Au sein de l’Église locale, plusieurs évêques ont donc réagi à son arrestation, notamment parmi les responsables de Caritas Philippines, la branche sociale de la Conférence épiscopale (CBCP), en exprimant l’espoir que cette arrestation marque une avancée dans la lutte contre l’impunité et qu’elle crée un précédent contre les violations des droits humains aux Philippines. « À la lumière des récentes déclarations de Duterte, nous l’appelons à respecter sa parole et à se soumettre à l’état de droit », a réagi l’organisation catholique.
« La vraie justice implique la responsabilisation, la transparence et la protection de la dignité humaine », a déclaré Mgr Jose Colin Bagaforo, évêque de Kidapawan dans l’île de Mindanao (au sud de l’archipel) et président de Caritas Philippines, en y voyant une mesure cruciale pour la défense de la justice en raison des milliers de victimes de la précédente administration. « Durant des années, l’ancien président Duterte s’est dit prêt à assumer les conséquences de ses actes. Le temps est venu pour lui de le prouver. »
De son côté,Mgr Gerardo Alminaza, évêque de San Carlos et vice-président de Caritas Philippines, a souligné le besoin de rendre justice aux victimes et à leurs familles, en rappelant qu’elles méritent réparation. « Ces meurtres n’étaient pas aléatoires ; ils faisaient partie d’une stratégie politique qui violait le droit fondamental à la vie », a-t-il confié. « En tant que nation, nous devons nous assurer que de tels crimes ne se reproduisent plus jamais. »
Même si l’arrestation de Duterte ne revient pas à le juger coupable, Mgr Broderick Pabillo, évêque de Taytay, y voit une victoire contre la culture de l’impunité aux Philippines. « C’est ce qu’une démocratie doit être.

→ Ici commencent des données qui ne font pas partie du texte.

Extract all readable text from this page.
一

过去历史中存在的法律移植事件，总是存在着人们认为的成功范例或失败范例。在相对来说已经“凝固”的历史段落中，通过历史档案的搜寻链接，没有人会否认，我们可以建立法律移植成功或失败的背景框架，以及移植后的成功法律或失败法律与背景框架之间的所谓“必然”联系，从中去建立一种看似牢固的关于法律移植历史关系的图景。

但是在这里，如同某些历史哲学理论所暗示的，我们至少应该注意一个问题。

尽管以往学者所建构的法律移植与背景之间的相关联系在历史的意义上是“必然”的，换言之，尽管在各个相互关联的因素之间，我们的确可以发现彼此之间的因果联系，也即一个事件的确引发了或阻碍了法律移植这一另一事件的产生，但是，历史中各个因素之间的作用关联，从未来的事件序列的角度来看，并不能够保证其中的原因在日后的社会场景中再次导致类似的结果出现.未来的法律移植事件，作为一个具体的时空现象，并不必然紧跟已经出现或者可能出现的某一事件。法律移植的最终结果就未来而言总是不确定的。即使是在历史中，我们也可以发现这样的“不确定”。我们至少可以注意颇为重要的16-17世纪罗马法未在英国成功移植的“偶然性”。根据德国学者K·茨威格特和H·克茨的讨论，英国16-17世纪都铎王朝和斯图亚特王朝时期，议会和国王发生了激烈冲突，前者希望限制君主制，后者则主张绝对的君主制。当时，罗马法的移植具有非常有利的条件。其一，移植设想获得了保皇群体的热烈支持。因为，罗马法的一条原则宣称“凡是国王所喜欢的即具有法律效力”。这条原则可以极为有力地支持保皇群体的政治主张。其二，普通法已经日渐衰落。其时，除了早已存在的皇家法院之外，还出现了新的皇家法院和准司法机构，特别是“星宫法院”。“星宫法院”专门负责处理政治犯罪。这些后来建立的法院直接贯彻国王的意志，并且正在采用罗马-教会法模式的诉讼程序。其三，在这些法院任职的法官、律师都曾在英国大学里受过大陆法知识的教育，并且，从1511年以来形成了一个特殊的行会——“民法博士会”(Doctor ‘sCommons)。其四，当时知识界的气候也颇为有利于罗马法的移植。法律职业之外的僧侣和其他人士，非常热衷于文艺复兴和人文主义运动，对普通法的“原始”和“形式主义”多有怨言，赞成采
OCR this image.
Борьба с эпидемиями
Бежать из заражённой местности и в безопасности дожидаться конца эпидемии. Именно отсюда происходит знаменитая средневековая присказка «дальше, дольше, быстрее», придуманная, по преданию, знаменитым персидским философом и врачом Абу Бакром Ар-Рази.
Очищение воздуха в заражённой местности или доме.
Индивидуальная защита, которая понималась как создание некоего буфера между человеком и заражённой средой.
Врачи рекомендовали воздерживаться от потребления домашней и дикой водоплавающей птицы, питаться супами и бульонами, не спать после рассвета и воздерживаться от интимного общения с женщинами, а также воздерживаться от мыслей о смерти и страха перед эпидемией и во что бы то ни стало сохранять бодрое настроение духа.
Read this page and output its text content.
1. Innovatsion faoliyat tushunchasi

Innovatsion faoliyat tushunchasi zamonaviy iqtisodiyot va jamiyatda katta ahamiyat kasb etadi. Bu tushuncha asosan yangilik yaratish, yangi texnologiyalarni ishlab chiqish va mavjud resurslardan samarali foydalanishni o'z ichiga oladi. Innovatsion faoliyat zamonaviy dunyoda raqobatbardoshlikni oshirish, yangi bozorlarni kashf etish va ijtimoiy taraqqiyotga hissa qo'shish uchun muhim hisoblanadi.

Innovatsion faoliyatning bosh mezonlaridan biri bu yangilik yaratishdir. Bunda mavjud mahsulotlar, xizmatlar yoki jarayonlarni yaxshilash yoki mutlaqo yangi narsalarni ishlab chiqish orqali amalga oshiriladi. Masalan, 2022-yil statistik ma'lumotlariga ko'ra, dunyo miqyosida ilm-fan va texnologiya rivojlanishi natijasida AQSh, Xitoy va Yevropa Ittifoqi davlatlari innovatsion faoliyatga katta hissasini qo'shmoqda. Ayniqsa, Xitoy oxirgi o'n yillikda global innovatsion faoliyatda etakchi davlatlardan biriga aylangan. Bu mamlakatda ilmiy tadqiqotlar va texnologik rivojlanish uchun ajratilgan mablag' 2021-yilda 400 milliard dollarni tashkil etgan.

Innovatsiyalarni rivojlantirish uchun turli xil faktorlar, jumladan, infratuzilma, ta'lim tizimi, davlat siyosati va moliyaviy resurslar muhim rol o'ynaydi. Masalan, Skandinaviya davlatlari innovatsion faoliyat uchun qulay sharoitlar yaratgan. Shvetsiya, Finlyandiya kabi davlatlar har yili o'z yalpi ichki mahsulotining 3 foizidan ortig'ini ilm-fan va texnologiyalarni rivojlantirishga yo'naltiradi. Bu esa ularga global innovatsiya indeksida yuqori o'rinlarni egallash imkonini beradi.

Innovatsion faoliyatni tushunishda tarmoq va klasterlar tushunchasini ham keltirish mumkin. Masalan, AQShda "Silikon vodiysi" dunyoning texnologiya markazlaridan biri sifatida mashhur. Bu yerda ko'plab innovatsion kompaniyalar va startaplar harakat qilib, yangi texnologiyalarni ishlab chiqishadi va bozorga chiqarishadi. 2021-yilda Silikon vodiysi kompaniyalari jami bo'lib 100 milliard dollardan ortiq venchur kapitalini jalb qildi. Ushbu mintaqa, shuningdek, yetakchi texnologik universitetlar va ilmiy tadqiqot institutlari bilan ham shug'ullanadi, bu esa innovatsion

Personne n’est au-dessus de la loi, et tout le monde doit répondre de ses actes », a-t-il confié, interrogé par Radio Veritas à Manille.
Caritas Philippins appelle l’administration actuelle à coopérer avec la CPI
Les témoignages et les rapports rassemblés au fil des années confirment que plusieurs policiers ont reçu des récompenses financières à la suite d’exécutions extrajudiciaires, ce qui semble démontrer que ces violences n’étaient des phénomènes isolés mais qu’elles s’inscrivaient dans un système qui était à la fois enraciné et encouragé.
L’arrestation de l’ancien président est aussi une mise à l’épreuve pour l’actuelle administration dirigée par Ferdinand Marcos Jr. Jusqu’à ce jour, ce dernier est resté ambigu dans ses positions publiques concernant la CPI et l’enquête sur M. Duterte. Quoi qu’il en soit, Caritas Philippins a appelé le gouvernement à coopérer avec la Cour pénale internationale afin d’assurer que les Philippines ne soient plus un pays où peut régner l’impunité : « Si un gouvernement n’a rien à cacher, il n’a rien à craindre. »
Si la coopération avec la CPI demeure une question sensible dans l’archipel (l’ancien président reste très populaire aux Philippines et de nombreuses personnes ont cru à ses « solutions rapides » contre la drogue), la position de l’Église locale est claire sur le besoin d’une justice non-sélective. « C’est l’occasion d’un nouveau tournant pour notre nation, d’un pas en avant vers la guérison, la responsabilité et un véritable changement », salue Caritas dans son communiqué.